Take, as an illustrative example of Coogan's book, his take on Joss Whedon's BUFFY THE VAMPIRE SLAYER (p. 48), whom Coogan considers "a leading candidate" for "exclusion by genre distinction."  Coogan's reasons are summed up in this essay by Peter Sanderson, which disagrees with Coogan's specific conclusions but not with his concentration on "genre-conventions."  Sanderson does a good job summarizing the ways in which Coogan finds Buffy lacking as a "superhero," as well as registering his own objections to Coogan's substitute term "super hero."  However, the greatest problem I have with Coogan's Buffy-exclusion occurs here:


"...the Slayer is a hero-type that predates the superhero, fitting firmly within the larger horror-genre ... [Buffy's] hero-type descends from actual vampire hunters, including the dhampir... Thus, though the writers of BUFFY draw on superhero conventions, the stories are generically distinct from the superhero genre."
Coogan's literalist interpretation of genre is precisely in the mode of Scipio.  If Buffy's "hero-type" predates the superhero, then she cannot be a superhero, just as Superman cannot be an "actual superhero" because he inherits his dominant tropes from science fiction.

Sanderson also draws attention to many examples in which BUFFY's television scripts do suggest her identity as a "superhero," but his solution to the categorizational dilemna is not much better than Coogan's, as Sanderson terms Buffy a "displaced superhero" simply because she borrows conventions from other genres.

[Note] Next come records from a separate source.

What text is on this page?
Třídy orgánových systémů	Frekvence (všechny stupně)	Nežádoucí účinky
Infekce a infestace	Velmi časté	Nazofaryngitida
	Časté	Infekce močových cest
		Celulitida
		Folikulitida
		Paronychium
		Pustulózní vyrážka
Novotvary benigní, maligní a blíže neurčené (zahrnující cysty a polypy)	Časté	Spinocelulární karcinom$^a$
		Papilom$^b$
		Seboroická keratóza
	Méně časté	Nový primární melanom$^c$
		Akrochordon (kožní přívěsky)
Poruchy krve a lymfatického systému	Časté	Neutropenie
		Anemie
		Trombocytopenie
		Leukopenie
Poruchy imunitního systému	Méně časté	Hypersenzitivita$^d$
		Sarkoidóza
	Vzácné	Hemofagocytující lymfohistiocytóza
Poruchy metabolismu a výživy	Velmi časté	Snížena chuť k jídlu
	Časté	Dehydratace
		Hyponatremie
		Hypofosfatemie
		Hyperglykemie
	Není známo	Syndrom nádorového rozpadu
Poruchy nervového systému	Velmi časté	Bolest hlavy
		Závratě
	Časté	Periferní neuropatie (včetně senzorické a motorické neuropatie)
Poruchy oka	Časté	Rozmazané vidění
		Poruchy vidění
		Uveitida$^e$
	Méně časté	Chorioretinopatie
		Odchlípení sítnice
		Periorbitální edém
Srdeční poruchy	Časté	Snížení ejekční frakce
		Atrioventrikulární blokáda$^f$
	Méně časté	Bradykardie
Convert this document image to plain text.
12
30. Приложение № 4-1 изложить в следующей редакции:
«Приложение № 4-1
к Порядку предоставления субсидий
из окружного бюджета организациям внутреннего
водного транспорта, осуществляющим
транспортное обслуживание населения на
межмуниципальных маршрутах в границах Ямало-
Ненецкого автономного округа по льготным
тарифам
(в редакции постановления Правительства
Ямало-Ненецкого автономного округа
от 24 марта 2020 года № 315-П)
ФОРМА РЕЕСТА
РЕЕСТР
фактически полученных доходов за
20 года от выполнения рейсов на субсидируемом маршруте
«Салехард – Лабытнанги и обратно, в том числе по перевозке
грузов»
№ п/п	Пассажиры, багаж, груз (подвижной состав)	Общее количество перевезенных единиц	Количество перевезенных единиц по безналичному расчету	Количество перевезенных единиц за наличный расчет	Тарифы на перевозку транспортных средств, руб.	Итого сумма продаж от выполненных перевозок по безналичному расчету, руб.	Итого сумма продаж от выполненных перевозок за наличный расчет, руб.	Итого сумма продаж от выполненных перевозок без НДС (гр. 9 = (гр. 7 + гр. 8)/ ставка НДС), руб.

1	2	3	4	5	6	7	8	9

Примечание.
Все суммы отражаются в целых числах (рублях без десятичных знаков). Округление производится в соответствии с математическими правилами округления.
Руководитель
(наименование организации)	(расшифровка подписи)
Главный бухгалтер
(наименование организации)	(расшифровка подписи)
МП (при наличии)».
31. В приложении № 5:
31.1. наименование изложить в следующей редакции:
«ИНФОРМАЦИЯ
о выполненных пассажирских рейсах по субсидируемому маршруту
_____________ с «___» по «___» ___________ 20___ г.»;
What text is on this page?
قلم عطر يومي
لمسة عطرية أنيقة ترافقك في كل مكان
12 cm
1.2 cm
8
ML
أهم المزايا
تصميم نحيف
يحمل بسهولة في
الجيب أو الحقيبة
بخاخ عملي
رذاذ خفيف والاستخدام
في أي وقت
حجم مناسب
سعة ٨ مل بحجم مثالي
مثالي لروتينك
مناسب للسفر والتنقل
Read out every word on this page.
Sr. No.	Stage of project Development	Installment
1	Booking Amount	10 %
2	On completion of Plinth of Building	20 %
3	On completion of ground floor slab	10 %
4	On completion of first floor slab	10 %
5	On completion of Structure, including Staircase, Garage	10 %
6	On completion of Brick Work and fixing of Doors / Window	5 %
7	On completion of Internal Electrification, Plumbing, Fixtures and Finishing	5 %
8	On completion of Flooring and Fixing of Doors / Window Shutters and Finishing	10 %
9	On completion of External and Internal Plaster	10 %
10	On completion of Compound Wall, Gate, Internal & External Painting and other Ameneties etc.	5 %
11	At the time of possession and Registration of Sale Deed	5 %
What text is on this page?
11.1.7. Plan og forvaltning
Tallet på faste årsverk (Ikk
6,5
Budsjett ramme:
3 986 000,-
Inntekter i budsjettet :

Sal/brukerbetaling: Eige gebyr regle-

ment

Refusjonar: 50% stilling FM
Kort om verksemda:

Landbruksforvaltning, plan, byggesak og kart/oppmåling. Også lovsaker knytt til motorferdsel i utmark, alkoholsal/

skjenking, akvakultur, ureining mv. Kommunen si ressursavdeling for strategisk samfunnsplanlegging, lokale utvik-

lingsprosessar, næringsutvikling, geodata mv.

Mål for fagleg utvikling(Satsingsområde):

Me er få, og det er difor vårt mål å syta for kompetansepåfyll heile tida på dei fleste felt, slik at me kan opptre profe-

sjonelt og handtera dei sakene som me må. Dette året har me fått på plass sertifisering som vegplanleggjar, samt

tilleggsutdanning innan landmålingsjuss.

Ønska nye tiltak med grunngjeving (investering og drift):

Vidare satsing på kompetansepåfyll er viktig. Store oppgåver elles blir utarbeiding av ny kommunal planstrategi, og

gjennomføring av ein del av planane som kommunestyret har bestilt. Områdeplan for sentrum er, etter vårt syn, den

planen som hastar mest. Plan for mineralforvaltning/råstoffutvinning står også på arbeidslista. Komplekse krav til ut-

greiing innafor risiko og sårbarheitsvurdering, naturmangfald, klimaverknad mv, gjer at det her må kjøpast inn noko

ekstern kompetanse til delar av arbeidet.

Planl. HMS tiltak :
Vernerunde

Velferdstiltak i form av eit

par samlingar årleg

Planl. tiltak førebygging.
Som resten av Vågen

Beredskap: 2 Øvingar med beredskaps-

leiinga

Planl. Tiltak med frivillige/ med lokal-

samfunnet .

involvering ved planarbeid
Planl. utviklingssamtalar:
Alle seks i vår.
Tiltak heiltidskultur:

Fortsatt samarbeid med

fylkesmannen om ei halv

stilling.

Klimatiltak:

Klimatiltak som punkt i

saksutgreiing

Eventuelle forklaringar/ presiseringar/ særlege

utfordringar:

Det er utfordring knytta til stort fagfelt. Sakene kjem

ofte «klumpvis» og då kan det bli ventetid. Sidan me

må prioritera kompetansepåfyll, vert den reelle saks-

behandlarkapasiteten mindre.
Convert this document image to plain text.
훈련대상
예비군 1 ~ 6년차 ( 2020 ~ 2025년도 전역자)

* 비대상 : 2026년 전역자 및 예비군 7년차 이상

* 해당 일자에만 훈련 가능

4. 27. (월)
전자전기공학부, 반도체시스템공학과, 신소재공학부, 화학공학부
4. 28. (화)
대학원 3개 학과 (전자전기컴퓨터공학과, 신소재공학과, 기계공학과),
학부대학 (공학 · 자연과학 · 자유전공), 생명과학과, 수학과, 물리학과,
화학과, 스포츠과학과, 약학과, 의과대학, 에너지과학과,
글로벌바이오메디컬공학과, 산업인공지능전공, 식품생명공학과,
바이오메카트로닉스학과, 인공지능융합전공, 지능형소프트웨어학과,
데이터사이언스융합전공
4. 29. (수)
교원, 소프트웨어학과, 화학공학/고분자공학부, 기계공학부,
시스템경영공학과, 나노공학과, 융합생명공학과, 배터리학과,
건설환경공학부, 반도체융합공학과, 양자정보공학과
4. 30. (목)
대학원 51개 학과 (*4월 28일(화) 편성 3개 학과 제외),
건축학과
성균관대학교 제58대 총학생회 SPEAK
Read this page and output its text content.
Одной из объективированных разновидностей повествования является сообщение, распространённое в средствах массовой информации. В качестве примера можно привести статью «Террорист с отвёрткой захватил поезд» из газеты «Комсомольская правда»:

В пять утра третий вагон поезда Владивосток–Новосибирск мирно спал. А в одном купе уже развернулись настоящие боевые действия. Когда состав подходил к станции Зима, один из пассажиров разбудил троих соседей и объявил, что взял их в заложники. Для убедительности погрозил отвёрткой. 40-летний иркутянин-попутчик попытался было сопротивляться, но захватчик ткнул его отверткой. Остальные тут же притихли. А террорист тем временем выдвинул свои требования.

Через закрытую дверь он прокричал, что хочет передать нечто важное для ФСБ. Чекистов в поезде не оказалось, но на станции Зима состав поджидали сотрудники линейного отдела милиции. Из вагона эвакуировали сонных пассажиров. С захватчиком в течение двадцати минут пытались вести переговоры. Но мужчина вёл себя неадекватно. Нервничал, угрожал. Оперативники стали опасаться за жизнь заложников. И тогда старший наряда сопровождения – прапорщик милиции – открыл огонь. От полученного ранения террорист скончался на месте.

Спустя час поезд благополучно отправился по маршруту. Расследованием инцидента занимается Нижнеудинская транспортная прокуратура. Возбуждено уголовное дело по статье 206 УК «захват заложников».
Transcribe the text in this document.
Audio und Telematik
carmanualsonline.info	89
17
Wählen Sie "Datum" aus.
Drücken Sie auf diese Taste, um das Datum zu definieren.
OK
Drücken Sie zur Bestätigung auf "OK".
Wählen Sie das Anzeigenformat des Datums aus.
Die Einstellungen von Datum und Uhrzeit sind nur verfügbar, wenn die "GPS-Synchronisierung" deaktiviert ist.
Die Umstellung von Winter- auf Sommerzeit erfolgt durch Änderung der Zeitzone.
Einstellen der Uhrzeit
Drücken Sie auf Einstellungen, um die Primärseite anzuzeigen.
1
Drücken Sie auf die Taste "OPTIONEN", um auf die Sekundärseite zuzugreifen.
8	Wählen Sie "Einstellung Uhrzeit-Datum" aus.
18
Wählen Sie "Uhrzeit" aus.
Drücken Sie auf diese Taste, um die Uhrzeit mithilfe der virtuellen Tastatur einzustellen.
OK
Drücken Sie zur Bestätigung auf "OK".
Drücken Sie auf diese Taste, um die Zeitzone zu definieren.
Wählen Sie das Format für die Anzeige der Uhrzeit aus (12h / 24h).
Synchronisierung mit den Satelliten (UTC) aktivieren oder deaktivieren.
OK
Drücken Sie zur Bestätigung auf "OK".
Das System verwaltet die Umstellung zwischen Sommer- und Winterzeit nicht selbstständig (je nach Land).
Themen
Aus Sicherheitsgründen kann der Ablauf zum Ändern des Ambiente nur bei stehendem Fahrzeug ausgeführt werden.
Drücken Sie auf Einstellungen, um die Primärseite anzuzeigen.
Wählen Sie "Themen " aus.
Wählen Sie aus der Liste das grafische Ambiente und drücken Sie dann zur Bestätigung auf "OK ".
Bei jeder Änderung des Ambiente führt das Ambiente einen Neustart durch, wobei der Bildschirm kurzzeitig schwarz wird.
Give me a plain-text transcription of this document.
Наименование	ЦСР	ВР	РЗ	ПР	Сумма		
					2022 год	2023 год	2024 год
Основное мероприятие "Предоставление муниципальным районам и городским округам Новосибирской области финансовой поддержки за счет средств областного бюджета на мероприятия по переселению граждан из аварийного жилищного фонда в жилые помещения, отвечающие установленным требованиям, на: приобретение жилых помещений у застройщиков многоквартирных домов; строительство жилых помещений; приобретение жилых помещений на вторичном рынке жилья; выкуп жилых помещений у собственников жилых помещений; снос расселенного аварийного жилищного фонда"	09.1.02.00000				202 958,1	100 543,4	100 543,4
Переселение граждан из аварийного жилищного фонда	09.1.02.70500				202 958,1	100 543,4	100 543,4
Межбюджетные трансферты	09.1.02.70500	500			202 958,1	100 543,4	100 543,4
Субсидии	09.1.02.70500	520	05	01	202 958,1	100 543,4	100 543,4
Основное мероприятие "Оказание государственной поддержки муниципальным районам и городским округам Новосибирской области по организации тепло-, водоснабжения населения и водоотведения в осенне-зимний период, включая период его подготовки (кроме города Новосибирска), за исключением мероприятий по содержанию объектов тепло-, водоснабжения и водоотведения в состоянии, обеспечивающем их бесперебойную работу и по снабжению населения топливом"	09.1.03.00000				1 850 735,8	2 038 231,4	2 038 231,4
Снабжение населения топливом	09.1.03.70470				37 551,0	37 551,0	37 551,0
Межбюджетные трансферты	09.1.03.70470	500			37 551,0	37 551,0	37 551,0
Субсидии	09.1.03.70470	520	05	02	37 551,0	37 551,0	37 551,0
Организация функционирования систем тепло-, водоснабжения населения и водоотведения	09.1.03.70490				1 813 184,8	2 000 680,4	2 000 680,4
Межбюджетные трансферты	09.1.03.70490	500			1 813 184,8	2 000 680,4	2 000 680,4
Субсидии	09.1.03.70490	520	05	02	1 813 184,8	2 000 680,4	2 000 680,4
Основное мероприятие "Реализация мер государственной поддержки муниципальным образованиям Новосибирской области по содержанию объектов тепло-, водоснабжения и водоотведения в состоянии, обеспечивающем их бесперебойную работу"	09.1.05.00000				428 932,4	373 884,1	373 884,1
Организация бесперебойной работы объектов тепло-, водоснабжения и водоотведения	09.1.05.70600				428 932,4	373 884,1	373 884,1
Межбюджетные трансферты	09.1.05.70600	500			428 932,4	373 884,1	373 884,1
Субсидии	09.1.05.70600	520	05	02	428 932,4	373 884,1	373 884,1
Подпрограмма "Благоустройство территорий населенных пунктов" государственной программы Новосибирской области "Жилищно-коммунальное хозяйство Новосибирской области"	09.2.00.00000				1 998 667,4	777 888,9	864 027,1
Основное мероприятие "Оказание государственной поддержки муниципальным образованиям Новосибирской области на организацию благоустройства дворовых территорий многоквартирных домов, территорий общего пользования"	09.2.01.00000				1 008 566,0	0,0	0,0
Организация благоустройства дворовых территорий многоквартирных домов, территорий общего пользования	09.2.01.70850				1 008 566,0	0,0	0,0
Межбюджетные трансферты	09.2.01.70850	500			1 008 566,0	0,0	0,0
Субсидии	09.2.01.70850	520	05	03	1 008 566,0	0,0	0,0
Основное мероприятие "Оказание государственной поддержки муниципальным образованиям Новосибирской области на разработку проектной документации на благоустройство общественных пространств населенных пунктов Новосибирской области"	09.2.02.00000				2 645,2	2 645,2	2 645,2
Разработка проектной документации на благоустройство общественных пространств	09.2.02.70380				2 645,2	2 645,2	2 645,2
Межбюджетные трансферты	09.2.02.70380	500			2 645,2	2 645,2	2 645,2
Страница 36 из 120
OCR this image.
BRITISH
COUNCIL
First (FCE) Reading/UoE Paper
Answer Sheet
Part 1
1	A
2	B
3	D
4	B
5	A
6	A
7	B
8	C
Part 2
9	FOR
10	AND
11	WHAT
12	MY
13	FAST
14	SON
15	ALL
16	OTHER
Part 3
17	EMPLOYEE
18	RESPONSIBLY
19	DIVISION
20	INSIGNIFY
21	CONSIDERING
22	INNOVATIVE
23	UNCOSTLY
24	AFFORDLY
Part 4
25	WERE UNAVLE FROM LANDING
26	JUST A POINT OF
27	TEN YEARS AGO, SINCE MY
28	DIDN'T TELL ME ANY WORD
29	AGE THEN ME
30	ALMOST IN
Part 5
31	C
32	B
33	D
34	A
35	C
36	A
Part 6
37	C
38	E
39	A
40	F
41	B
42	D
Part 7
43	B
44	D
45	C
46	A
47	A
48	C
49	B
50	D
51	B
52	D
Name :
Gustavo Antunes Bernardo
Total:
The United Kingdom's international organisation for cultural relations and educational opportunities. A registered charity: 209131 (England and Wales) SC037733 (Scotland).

One reason that I choose to emphasize Frye's remarks on his four mythoi  is precisely because I believe it makes it possible to talk about the constitutive nature of popular fiction without getting quite so hamstrung as to what trope belongs to what genre.  For instance, Coogan would have his readers believe that there is a "horror genre" that is so constituted that it is fiercely indepedent of any other genre, be it that of the superhero or (presumably) any other.

And yet, what happens whenever the equally capacious genre of science fiction chooses to do its take on the horror-genre's vampire myths?  Be it Richard Matheson's I AM LEGEND, Curtis Harrington's 1966 QUEEN OF BLOOD, or the "Space Vampire" episode of the teleseries BUCK ROGERS, do these remain within the horror-genre, because they're about vampires?  If so, does that mean that of BUCK ROGERS' 32 episodes, only one is horror, leaving the other 31 to be "actual" science fiction?






This seems to me a messy and arbitrary approach to categorization.  I imagine that others may find my application of the Fryean mythos to pop fiction no more winsome.  But at least an emphasis upon the emotional and expressive core of any given work can avoid some of this tendency to "fence in" tropes that were "born free."